The American breakout from the beaches in early August saw the C-47s in an important new role as they were called upon to support the rapidly moving armored columns of General George Patton’s Third Army. Patton came to depend on the C-47s and other transports to bring in fuel for his tanks and trucks, and when they were taken away his rapid advance ground to a halt.
The Troop Carrier Command was dedicated to the support of the First Allied Airborne Army when it was established in early August, and its squadrons were taken off combat operations to train for Operation Market-Garden, the upcoming airborne invasion of Holland. An additional 100 C-47s were taken off Air Transport Command domestic operations in the United States and sent to England to beef up the Service Command transport forces.

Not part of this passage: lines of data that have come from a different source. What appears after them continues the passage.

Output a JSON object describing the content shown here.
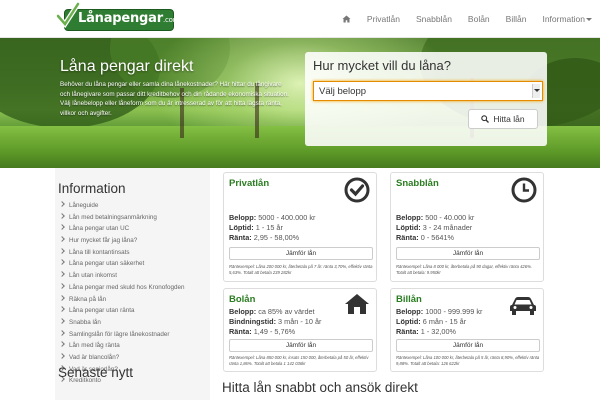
{
  "brand": {
    "logo_text": "Lånapengar",
    "logo_suffix": ".com",
    "color": "#2f7d32"
  },
  "nav": {
    "items": [
      {
        "label": "Privatlån"
      },
      {
        "label": "Snabblån"
      },
      {
        "label": "Bolån"
      },
      {
        "label": "Billån"
      },
      {
        "label": "Information"
      }
    ]
  },
  "hero": {
    "title": "Låna pengar direkt",
    "text": "Behöver du låna pengar eller samla dina lånekostnader? Här hittar du långivare och lånegivare som passar ditt kreditbehov och din rådande ekonomiska situation. Välj lånebelopp eller låneform som du är intresserad av för att hitta lägsta ränta, villkor och avgifter."
  },
  "calculator": {
    "title": "Hur mycket vill du låna?",
    "select_value": "Välj belopp",
    "button": "Hitta lån"
  },
  "sidebar": {
    "title": "Information",
    "items": [
      "Låneguide",
      "Lån med betalningsanmärkning",
      "Låna pengar utan UC",
      "Hur mycket får jag låna?",
      "Låna till kontantinsats",
      "Låna pengar utan säkerhet",
      "Lån utan inkomst",
      "Låna pengar med skuld hos Kronofogden",
      "Räkna på lån",
      "Låna pengar utan ränta",
      "Snabba lån",
      "Samlingslån för lägre lånekostnader",
      "Lån med låg ränta",
      "Vad är blancolån?",
      "Vad är seniorlån?",
      "Kreditkonto"
    ],
    "title2": "Senaste nytt"
  },
  "cards": [
    {
      "title": "Privatlån",
      "icon": "check-circle-icon",
      "rows": [
        {
          "label": "Belopp:",
          "value": "5000 - 400.000 kr"
        },
        {
          "label": "Löptid:",
          "value": "1 - 15 år"
        },
        {
          "label": "Ränta:",
          "value": "2,95 - 58,00%"
        }
      ],
      "button": "Jämför lån",
      "note": "Räntexempel: Låna 200 000 kr, återbetala på 7 år: ränta 3,70%, effektiv ränta 5,63%. Totalt att betala 239 282kr"
    },
    {
      "title": "Snabblån",
      "icon": "clock-icon",
      "rows": [
        {
          "label": "Belopp:",
          "value": "500 - 40.000 kr"
        },
        {
          "label": "Löptid:",
          "value": "3 - 24 månader"
        },
        {
          "label": "Ränta:",
          "value": "0 - 5641%"
        }
      ],
      "button": "Jämför lån",
      "note": "Räntexempel: Låna 8 000 kr, återbetala på 90 dagar, effektiv ränta 426%. Totalt att betala: 9.950kr"
    },
    {
      "title": "Bolån",
      "icon": "house-icon",
      "rows": [
        {
          "label": "Belopp:",
          "value": "ca 85% av värdet"
        },
        {
          "label": "Bindningstid:",
          "value": "3 mån - 10 år"
        },
        {
          "label": "Ränta:",
          "value": "1,49 - 5,76%"
        }
      ],
      "button": "Jämför lån",
      "note": "Räntexempel: Låna 850 000 kr, insats 150 000, återbetala på 50 år, effektiv ränta 1,86%. Totalt att betala 1 142 036kr"
    },
    {
      "title": "Billån",
      "icon": "car-icon",
      "rows": [
        {
          "label": "Belopp:",
          "value": "1000 - 999.999 kr"
        },
        {
          "label": "Löptid:",
          "value": "6 mån - 15 år"
        },
        {
          "label": "Ränta:",
          "value": "1 - 32,00%"
        }
      ],
      "button": "Jämför lån",
      "note": "Räntexempel: Låna 100 000 kr, återbetala på 5 år, ränta 8,90%, effektiv ränta 9,88%. Totalt att betala: 126 622kr"
    }
  ],
  "main": {
    "bottom_title": "Hitta lån snabbt och ansök direkt"
  }
}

The drops in Holland saw the C-47 crews earn the respect of the paratroopers. While previous airborne operations had often been characterized by confusion, the drops in Holland were well organized and the crews were motivated to risk their own lives to ensure that the troops were dropped on target. Paratroopers returned from Holland to tell of courageous C-47 pilots were able to hold their course in burning airplanes so their troops could jump, and then went to fiery deaths as their stricken craft crashed. Troop Carrier Command C-47s, supplemented by B-24s detached from Eighth Air Force, kept the troops in Holland supplied until ground links were opened.
During the Battle of the Bulge paratroopers from the 101st Airborne Division were sent to hold the town of Bastogne, where they soon found themselves surrounded by a determined enemy and cut off from all means of ground resupply. Terrible winter weather, with low clouds, fog, drizzle, and snow, prevented the C-47s from delivering supplies by air for several days. As their supplies dwindled, the Screaming Eagles held on. Finally, on December 23 the skies cleared and parachutes blossomed over Bastogne as C-47 crews braved German fire to deliver their loads of ammunition, rations, and medical supplies. By evening, 101st artillery crews were firing shells that had just been dropped in. The Bastogne relief was perhaps the C-47’s finest hour.

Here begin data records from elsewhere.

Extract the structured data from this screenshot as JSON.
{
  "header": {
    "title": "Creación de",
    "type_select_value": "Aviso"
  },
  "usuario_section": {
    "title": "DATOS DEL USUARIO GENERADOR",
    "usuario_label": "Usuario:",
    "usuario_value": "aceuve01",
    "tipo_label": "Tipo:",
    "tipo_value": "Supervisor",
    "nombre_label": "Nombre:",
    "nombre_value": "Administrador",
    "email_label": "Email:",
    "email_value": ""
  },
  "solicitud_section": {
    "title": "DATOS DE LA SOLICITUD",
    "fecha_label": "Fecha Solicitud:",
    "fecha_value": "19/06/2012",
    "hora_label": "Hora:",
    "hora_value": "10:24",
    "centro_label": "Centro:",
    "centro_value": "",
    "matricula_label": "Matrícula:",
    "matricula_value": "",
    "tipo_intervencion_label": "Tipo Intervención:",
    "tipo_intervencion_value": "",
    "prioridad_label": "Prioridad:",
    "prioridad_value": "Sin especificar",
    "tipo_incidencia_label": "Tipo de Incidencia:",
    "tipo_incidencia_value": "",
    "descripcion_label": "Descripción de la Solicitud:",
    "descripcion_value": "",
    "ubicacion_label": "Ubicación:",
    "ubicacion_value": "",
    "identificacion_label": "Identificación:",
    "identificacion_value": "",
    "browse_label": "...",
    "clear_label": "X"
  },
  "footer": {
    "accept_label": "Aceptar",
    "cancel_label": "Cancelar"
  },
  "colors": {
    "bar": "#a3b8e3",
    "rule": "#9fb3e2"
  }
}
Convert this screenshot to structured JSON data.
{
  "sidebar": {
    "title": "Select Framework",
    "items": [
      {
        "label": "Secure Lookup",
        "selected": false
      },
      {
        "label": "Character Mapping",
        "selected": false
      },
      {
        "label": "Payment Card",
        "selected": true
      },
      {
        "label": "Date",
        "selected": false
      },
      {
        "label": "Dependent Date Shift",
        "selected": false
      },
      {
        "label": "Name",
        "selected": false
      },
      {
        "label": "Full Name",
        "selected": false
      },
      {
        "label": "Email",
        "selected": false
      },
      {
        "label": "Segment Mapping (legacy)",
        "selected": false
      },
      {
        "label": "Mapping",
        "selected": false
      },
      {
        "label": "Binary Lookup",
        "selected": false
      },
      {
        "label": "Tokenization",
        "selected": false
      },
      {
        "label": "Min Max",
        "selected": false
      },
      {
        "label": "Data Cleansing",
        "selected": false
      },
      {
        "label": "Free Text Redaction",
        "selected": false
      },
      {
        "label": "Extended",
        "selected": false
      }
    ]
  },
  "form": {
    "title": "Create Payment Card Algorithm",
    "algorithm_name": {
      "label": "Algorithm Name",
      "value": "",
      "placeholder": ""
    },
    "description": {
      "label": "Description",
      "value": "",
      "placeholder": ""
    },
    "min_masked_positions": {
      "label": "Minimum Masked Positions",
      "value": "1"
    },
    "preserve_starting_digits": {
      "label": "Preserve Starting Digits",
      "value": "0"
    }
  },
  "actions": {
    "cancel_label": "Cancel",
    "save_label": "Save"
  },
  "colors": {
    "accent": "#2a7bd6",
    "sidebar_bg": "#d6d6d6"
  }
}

The Goony Bird Behind the Front
While the airborne operations in the European theater, the Hump Airlift, and the New Guinea missions were their most important, the Douglas transports were a familiar sight all over the world. Army C-47s supported combat operations in the Aleutians, while the Navy and Marine Corps established transport squadrons for duty in the islands of the Central Pacific with their own C-47s, which were given the naval designation of R4D. It was probably the Navy and Marine crews who gave the DC-3 its most famous name—Gooney Bird. Nature’s gooney birds are a species of albatross that are unique to Midway atoll, where sailors and Marines had been entertained by the ungainly creatures long before Midway became famous in mid-1942.

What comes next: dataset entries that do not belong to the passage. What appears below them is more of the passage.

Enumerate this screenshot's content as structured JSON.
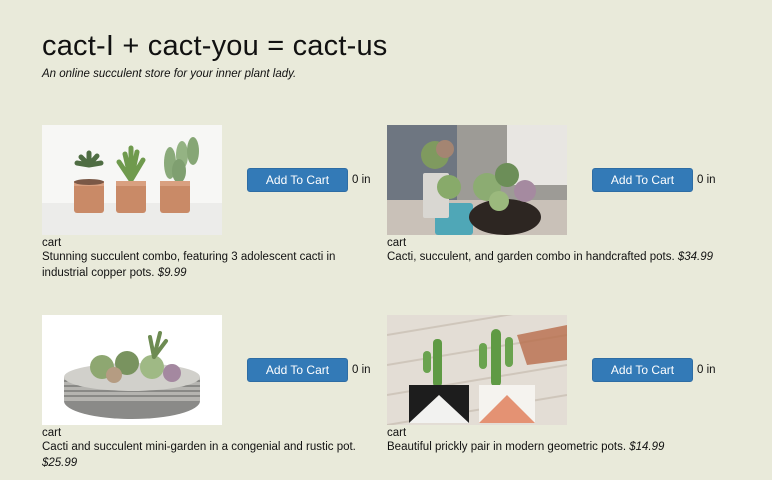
{
  "header": {
    "title": "cact-I + cact-you = cact-us",
    "tagline": "An online succulent store for your inner plant lady."
  },
  "products": [
    {
      "button_label": "Add To Cart",
      "count_label": "0 in",
      "cart_label": "cart",
      "description": "Stunning succulent combo, featuring 3 adolescent cacti in industrial copper pots. ",
      "price": "$9.99"
    },
    {
      "button_label": "Add To Cart",
      "count_label": "0 in",
      "cart_label": "cart",
      "description": "Cacti, succulent, and garden combo in handcrafted pots. ",
      "price": "$34.99"
    },
    {
      "button_label": "Add To Cart",
      "count_label": "0 in",
      "cart_label": "cart",
      "description": "Cacti and succulent mini-garden in a congenial and rustic pot. ",
      "price": "$25.99"
    },
    {
      "button_label": "Add To Cart",
      "count_label": "0 in",
      "cart_label": "cart",
      "description": "Beautiful prickly pair in modern geometric pots. ",
      "price": "$14.99"
    }
  ],
  "theme": {
    "background": "#e9eada",
    "button": "#337ab7"
  }
}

By 1943 the U.S. military was active all over the world as ferry and transport routes were developed over which young, inexperienced crews delivered bombers, fighters, and transports to combat squadrons overseas. Engine trouble, bad weather, and enemy action led to the loss of aircraft and crews who went down in the ocean or over hostile terrain. The Air Transport Command developed its own search and rescue units to look for downed airmen, and C-47s were equipped for the role. Some C-47s were equipped with skis to allow landings close to downed airmen in Arctic terrain. The C-47C was equipped with giant Edo floats to allow water landings. Tests were even conducted with a glider version of the C-47, when an early model was converted to become the XCG-17.